Scientists can also correlate gene-expression patterns with differential mortality for adults of different ages or who received different treatments. This maps physiological function and mortality on the expression states of the genome, which can be determined with DNA chips, or microarrays (see Figure 5). In essence, a matrix of hundreds or thousands of oligonucleotides arranged in a matrix on a slide makes up a DNA chip. Messenger RNA (mRNA) newly transcribed from the genes in an experimental sample or a control can be labeled with fluorescent tags and each then applied to its own chip. If a section of nucleotides on a piece of mRNA being tested complements one of the attached oligonucleotide probes, then the two pieces of chromosomal material hybridize. Non-hybridized material is washed off. Finally, a scanner measures the level of fluorescence at each spot on the matrix, so that the expression of the experimental and control samples can be compared.

Figure 5. DNA chipsClick to Enlarge Image

These microarrays can distinguish between gene-expression patterns of healthy and sick animals or young and old ones. Such microarrays can even differentiate between normal-lived and long-lived animals, despite the difficult statistical problems inherent in the technique. My comparison of several independent experiments leads to the reasonable assumption that each tissue has its own characteristic aging pattern. Skeletal muscle and heart muscle, for example, are very similar to each other, but they age in very different manners. Although both of these are different than neural tissue, certain broad functional similarities exist. All tissues show an increased stress response, likely coupled to increased levels of highly reactive molecules called reactive oxygen species (ROS), or less accurately free radicals, and to an increased level of cellular damage. Aging tissues also seem less capable of processing signal proteins or synthesizing and degrading other proteins. Both of these processes—increased ROS production and decreased signal sensitivity/protein turnover—might set off positive feedback cycles that progressively degrade an aging cell's performance in these and other areas.

Caloric restriction, on the other hand, brings about a variety of changes that seem to have the effect of maintaining the optimal function of the tissue by reducing the stress levels within the cell while retaining the optimal metabolic, biosynthetic and turnover capabilities of the cells.
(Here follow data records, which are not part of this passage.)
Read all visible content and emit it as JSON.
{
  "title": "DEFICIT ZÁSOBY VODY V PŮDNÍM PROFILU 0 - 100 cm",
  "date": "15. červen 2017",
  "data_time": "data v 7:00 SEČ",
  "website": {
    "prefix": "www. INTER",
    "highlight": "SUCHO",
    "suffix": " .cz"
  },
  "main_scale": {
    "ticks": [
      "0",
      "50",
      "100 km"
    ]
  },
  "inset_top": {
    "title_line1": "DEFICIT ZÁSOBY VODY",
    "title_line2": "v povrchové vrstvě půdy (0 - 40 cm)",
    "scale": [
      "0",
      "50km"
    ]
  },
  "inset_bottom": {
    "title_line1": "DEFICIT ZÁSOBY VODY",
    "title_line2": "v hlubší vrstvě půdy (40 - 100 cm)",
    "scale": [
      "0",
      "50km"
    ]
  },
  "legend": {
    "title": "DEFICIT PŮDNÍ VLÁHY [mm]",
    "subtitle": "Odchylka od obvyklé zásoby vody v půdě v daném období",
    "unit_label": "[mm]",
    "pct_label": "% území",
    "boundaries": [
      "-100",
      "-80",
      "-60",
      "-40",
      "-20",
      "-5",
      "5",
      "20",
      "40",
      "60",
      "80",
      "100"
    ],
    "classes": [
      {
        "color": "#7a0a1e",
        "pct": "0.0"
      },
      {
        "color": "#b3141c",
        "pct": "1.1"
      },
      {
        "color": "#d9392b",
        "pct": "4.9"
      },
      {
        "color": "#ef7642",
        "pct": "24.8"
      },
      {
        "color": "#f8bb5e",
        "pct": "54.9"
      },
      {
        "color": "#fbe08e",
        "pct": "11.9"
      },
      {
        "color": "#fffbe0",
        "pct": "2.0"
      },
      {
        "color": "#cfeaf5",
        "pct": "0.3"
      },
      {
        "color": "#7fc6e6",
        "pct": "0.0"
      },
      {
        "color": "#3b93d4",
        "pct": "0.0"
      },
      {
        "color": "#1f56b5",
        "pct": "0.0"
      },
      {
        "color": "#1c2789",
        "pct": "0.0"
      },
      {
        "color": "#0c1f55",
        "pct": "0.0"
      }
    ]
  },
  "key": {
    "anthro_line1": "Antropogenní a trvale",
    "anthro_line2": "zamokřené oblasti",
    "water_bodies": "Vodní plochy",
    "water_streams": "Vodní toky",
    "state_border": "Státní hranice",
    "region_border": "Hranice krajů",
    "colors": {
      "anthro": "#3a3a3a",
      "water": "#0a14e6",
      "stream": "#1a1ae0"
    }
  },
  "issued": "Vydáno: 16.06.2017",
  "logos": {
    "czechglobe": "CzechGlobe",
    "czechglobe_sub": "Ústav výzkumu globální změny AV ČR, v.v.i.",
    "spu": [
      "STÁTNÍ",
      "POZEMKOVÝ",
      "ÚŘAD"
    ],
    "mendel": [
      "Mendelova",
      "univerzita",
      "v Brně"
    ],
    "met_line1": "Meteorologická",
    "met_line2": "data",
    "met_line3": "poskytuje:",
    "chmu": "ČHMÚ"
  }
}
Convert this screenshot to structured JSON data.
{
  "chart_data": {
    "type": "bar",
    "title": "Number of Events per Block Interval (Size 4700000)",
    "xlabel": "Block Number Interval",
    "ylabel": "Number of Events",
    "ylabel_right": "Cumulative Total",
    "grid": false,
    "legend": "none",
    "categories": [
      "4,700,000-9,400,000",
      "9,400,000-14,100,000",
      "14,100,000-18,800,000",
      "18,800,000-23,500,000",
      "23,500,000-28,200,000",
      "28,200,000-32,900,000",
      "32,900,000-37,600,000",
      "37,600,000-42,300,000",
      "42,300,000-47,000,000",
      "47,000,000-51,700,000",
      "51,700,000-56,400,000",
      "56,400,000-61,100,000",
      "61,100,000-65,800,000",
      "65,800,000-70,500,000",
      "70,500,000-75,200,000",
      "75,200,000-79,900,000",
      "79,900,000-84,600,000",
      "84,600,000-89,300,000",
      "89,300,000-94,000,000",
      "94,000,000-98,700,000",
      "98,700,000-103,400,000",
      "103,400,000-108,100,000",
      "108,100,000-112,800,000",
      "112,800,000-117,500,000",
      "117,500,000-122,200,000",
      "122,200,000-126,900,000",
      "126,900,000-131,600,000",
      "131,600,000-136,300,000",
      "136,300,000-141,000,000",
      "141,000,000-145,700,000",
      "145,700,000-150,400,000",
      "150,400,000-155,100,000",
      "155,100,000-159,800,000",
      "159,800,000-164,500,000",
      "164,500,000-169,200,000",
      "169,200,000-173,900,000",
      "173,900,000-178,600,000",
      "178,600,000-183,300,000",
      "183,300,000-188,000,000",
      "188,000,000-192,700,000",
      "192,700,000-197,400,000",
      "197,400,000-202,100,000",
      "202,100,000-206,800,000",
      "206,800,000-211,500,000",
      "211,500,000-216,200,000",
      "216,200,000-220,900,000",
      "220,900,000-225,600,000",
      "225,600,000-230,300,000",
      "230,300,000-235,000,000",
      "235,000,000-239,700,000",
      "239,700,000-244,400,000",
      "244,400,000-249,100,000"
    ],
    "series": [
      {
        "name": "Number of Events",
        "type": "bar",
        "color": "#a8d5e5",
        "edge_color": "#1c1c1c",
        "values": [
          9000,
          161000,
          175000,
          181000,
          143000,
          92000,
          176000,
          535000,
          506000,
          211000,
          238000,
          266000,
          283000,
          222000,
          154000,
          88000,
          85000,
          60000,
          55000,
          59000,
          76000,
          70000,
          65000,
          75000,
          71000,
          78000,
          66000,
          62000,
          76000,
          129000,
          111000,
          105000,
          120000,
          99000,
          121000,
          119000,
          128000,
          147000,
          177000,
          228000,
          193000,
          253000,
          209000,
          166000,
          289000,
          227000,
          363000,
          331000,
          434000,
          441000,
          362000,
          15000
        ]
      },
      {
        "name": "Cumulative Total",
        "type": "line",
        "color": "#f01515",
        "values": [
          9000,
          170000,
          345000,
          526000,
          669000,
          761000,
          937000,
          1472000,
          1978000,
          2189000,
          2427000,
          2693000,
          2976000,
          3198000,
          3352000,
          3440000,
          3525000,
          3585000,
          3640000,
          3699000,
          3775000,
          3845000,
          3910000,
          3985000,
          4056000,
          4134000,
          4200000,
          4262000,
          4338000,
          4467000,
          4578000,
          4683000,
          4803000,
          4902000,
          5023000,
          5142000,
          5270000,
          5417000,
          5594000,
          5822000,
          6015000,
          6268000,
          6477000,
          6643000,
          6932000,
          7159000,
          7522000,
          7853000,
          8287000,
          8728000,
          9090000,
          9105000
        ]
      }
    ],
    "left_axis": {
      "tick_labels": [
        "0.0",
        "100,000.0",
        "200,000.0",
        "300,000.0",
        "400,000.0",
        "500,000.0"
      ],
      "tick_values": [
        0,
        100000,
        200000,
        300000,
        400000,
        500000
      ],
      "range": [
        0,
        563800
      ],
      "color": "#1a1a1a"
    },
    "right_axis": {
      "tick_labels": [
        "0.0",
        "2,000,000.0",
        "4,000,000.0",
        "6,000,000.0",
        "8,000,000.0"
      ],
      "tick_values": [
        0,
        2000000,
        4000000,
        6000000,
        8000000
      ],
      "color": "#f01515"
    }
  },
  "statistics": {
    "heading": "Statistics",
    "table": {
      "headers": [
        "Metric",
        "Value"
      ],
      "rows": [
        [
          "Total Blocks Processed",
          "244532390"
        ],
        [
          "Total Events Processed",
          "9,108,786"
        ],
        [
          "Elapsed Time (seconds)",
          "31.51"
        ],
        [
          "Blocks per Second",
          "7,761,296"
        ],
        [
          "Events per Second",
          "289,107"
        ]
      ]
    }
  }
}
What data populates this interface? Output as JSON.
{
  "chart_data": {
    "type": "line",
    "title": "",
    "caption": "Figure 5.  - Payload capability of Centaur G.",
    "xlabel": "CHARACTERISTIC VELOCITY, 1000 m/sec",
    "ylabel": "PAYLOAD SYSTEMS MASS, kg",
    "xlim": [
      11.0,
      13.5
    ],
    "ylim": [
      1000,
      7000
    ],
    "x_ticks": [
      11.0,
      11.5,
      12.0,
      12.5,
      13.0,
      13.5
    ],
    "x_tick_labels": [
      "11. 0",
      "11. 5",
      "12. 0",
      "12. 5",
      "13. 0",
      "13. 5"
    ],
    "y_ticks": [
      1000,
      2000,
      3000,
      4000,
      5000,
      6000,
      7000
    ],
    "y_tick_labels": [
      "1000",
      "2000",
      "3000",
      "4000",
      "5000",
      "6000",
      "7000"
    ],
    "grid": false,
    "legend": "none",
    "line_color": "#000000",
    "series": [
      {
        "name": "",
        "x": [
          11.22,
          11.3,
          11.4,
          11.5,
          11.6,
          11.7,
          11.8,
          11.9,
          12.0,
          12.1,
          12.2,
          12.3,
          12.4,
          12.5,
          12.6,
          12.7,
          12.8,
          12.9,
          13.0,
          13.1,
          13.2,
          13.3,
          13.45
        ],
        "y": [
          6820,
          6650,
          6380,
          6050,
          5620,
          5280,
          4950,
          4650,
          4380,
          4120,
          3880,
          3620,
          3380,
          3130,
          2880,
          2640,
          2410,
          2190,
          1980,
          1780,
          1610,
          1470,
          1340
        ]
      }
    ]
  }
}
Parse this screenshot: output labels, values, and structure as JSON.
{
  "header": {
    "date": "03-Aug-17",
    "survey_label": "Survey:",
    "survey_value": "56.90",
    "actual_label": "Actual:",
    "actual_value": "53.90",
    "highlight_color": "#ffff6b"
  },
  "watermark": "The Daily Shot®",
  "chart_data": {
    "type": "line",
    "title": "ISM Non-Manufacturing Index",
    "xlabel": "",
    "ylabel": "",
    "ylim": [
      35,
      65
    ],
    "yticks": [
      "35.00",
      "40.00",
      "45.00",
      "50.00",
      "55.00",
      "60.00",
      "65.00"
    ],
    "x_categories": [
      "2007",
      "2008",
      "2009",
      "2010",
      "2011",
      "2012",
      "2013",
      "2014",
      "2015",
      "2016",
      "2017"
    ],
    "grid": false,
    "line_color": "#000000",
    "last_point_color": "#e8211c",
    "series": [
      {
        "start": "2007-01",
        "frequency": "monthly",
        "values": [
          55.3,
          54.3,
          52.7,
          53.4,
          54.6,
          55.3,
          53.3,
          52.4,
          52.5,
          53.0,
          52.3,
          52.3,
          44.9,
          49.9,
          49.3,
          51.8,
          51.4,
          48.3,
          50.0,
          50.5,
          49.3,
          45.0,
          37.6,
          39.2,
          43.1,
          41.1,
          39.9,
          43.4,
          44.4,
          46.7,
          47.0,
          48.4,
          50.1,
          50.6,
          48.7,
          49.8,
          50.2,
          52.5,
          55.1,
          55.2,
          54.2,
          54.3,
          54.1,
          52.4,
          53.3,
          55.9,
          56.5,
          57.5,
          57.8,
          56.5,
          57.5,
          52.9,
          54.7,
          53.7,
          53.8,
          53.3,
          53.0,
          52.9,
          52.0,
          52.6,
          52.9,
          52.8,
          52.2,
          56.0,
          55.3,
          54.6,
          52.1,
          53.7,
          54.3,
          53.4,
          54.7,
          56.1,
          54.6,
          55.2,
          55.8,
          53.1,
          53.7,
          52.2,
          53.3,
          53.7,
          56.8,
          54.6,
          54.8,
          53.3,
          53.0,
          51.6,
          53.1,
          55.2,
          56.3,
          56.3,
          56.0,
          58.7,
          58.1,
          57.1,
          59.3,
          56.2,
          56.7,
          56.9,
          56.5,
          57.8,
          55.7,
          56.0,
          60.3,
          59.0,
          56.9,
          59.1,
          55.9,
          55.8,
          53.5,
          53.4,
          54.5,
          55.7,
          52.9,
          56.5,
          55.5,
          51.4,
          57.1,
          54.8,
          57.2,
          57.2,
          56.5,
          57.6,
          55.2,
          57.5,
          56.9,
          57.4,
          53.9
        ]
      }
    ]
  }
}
As a result, the animals shift their focus from growth and reproduction to somatic repair and maintenance. The restricted animals age more slowly and maintain their tissue integrity well into old age. They also show either a significant delay or a complete elimination of the onset of many age-related pathologies, and their survival curves are characterized by a significant extension of the health span. In addition to aging more slowly, calorically restricted animals stay physically healthier and mentally active much longer then normally fed controls. On the other hand, calorically restricted animals grow more slowly than normal, are often less fecund and are sometimes less resistant to environmental stresses.

Although reducing calories makes lab animals live longer, it hardly promises a reasonable approach for humans. Even if promised extended longevity, few people would willingly cut back on calories by 40 percent.